I hope you enjoyed Adam’s Auto Advice tips!  If you have a suggestion or comment about winterizing your vehicle  leave a comment below.  Keep warm this winter and please drive safely.  You never know what’s on the road, so be prepared.

What Brake Fluid Should & Should Definitely Not Look Like

About a week ago I bleed my brakes on my car, a ’96 Honda Accord.  On the right is the old, dirty, and pretty nasty brake fluid I had in my car.  On left is brand new clear, clean, and new brake fluid, which is how all brake fluid should look.  The difference in color is very clear.

New Brake Fluid... Old Brake Fluid

The brake fluid I had in my car was obviously dirty, old, and black.  Did you know old brake fluid is a safety issue?  The reason is DOT 3 and DOT 4 brake fluid is hygroscopic, meaning it absorbs moisture.  Think of brake fluid like a sponge.  Overtime the fluid naturally absorbs moisture, which is why it must be changed.  Moisture exceeding 2% is considered excessive, and brand new brake fluid has about 1.5%-1.65% moisture.  Brake fluid is designed to have a high boiling point due to immense heat generated when braking.  Moisture causes the normal brake fluid boiling point to drop, which can lead to brake fade or failure in extreme cases.

Contaminated brake fluid can also potentially affect the performance of your brakes and damage parts.  All that dirt and moisture was moving through the brake lines, calipers, and wheel cylinders.  When the dirty brake fluid was going through the ABS Actuator, delicate solenoids and motors can behave unpredictably.  (My brakes work much better now that I flushed my brake system.)

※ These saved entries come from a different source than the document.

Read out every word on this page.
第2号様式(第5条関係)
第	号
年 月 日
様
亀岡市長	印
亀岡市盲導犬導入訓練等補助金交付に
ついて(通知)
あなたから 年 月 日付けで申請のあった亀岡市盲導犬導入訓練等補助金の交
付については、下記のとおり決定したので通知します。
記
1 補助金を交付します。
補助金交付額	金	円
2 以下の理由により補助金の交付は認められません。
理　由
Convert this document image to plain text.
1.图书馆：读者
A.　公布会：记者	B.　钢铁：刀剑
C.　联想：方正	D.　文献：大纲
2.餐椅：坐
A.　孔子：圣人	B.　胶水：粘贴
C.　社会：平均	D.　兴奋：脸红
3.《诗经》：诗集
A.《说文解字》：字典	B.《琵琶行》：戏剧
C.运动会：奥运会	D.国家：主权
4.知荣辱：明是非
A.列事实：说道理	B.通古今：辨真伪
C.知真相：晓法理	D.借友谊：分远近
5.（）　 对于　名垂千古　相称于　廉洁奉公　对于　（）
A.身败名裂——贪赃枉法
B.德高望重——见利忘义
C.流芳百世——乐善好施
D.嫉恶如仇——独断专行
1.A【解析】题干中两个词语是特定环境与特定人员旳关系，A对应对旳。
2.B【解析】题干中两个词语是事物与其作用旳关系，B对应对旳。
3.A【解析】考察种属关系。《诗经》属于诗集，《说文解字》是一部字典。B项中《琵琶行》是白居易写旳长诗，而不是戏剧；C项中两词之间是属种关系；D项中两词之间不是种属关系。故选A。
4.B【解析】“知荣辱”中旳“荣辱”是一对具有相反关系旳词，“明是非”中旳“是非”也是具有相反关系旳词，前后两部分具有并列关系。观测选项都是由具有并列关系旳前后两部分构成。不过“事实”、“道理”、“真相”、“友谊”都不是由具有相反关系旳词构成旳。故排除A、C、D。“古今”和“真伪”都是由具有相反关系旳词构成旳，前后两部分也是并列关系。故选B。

It is easy to tell when your brake fluid is dirty, but how can you tell when you brake fluid has moisture?   There are specialized strips to test the moisture content in your brake fluid, but no shop I have seen uses them.  They will usually see people with brake fluid pictured on the right, and just recommend a brake flush.  You could buy these strips in an auto parts store if you are curios to know.

Most manufacturers recommending flushing your system of old brake fluid and replacing it every 30,000 miles or 2 years.  I think this is a good rule of thumb and should keep your vehicles brakes working well.

I thought this would serve as a good lesson.  Hopefully you will change your brake fluid and not let it get this dirty!